Выяснять отношения в России — любимое занятие, но мама никогда ничего ни с кем не выясняла. Помню, она говорила: «Худой мир лучше доброй ссоры».
Мало сказать, что мама не была публичным человеком. Всякая публичность, особенно у женщин, вызывала в ней прямо-таки ужас и отвращение. Коробила маму и бесцеремонность, желание резать правду-матку в глаза. Мама еще добавила бы и местечковость. Я долго не решалась говорить о местечковости после сталинской антисемитской политики… Но, прочтя книгу Д. Быкова «Пастернак»9, успокоилась. Оказывается, и Пастернак не любил хлынувших после Революции в Москву евреев. Не любил ровно за то же, за что их не выносила моя мама. За невоспитанность, за бесцеремонность, за желание все время самоутверждаться и нежелание считаться с другими.
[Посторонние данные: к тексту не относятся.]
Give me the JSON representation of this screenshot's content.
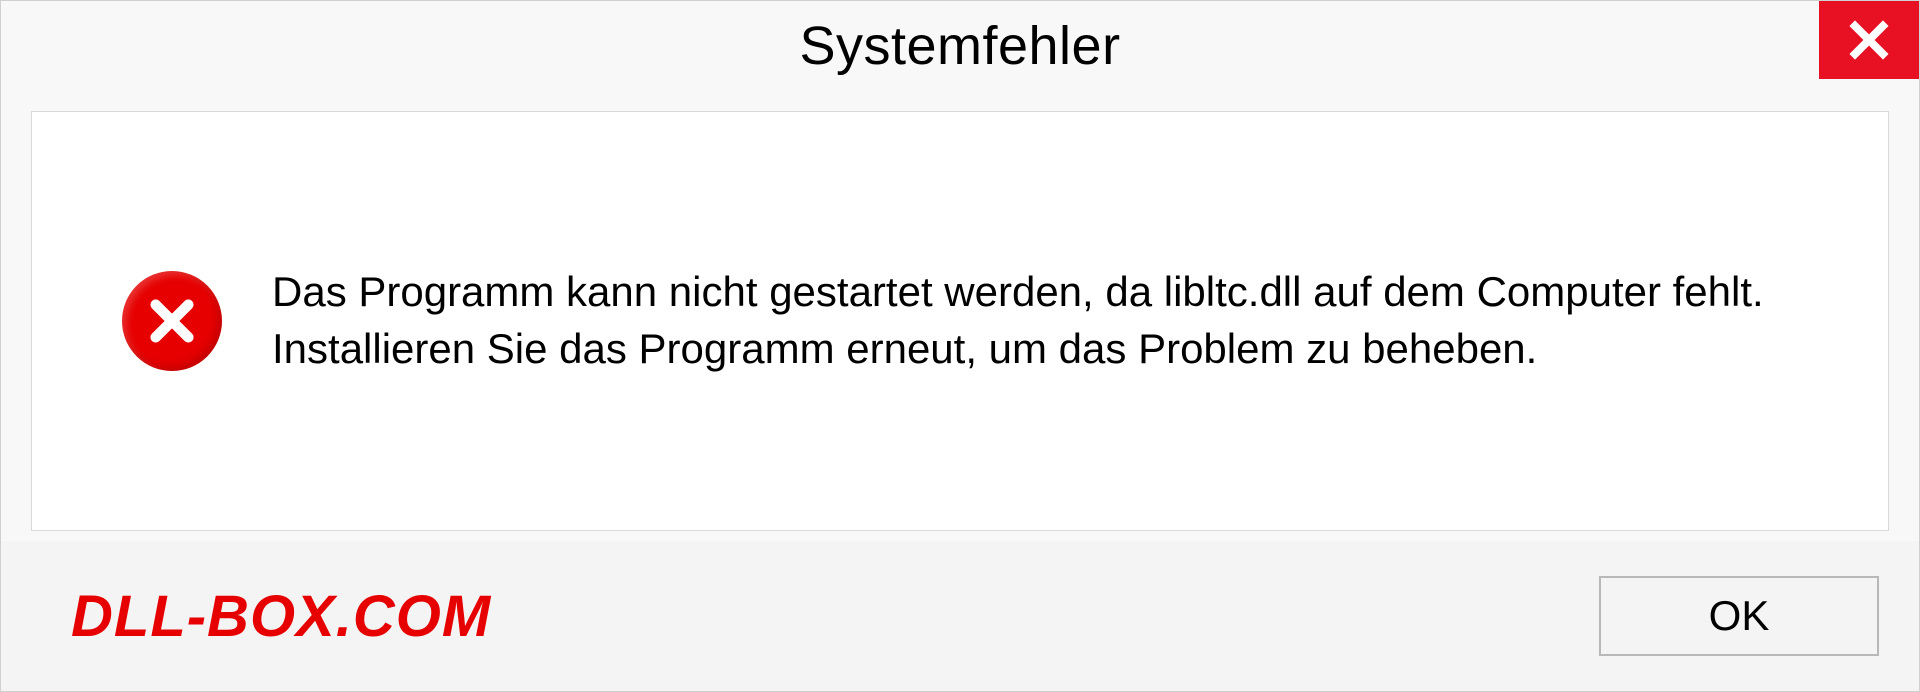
{
  "dialog": {
    "title": "Systemfehler",
    "message": "Das Programm kann nicht gestartet werden, da libltc.dll auf dem Computer fehlt. Installieren Sie das Programm erneut, um das Problem zu beheben.",
    "ok_label": "OK"
  },
  "watermark": "DLL-BOX.COM",
  "colors": {
    "close_bg": "#e81123",
    "error_red": "#e60000",
    "frame_bg": "#f8f8f8",
    "content_bg": "#ffffff"
  }
}
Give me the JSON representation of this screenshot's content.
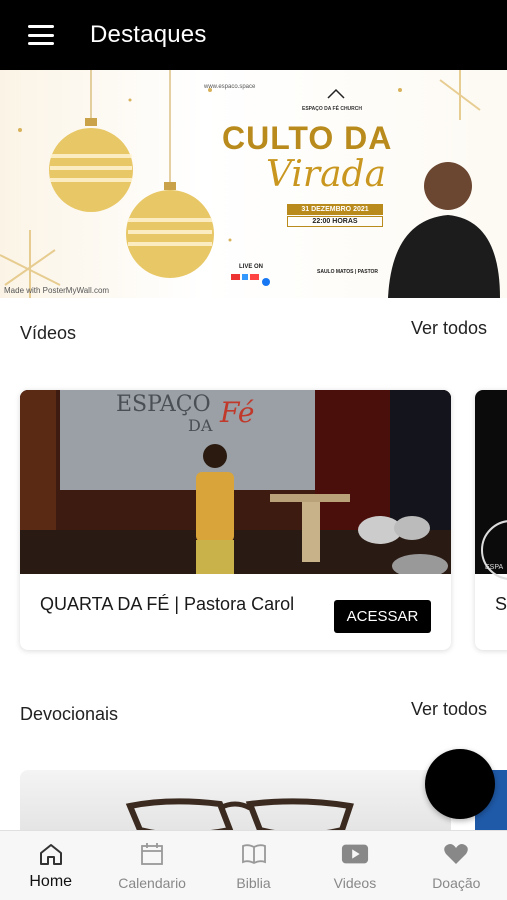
{
  "appbar": {
    "title": "Destaques"
  },
  "hero": {
    "url": "www.espaco.space",
    "church": "ESPAÇO DA FÉ CHURCH",
    "title": "CULTO DA",
    "script": "Virada",
    "date": "31 DEZEMBRO 2021",
    "time": "22:00 HORAS",
    "live": "LIVE ON",
    "pastor": "SAULO MATOS | PASTOR",
    "credit": "Made with PosterMyWall.com"
  },
  "videos": {
    "title": "Vídeos",
    "see_all": "Ver todos",
    "cards": [
      {
        "title": "QUARTA DA FÉ | Pastora Carol",
        "button": "ACESSAR",
        "thumb_sign": "ESPAÇO",
        "thumb_sign2": "DA",
        "thumb_sign3": "Fé"
      },
      {
        "title": "S",
        "thumb_text": "ESPA"
      }
    ]
  },
  "devocionais": {
    "title": "Devocionais",
    "see_all": "Ver todos"
  },
  "nav": {
    "items": [
      {
        "label": "Home",
        "icon": "home-icon",
        "active": true
      },
      {
        "label": "Calendario",
        "icon": "calendar-icon"
      },
      {
        "label": "Biblia",
        "icon": "book-icon"
      },
      {
        "label": "Videos",
        "icon": "youtube-icon"
      },
      {
        "label": "Doação",
        "icon": "heart-icon"
      }
    ]
  },
  "colors": {
    "accent": "#000000",
    "gold": "#b98a1c",
    "nav_inactive": "#888888"
  }
}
В марте 2010 года смотрела по «Культуре» передачу о Соломоне Михоэлсе. Михоэлса изобразили в этой передаче как певца еврейских местечек. Какая чушь! Нищие, грязные местечки — позор царской России — имели такое же отношение к блистательным спектаклям Михоэлса, какое имел быт в условном императорском дворце в сказке Карло Гоцци «Принцесса Турандот» к быту средневековой Италии.
Местечковость тождественна глубокой провинциальности, мелкотравча-гости. А яркие, праздничные, искрометные спектакли Михоэлса уж никак не назовешь провинциальными. Просто он играл их на идише, что понятно в контексте того времени. Это был язык, который лелеяла тогда советская власть.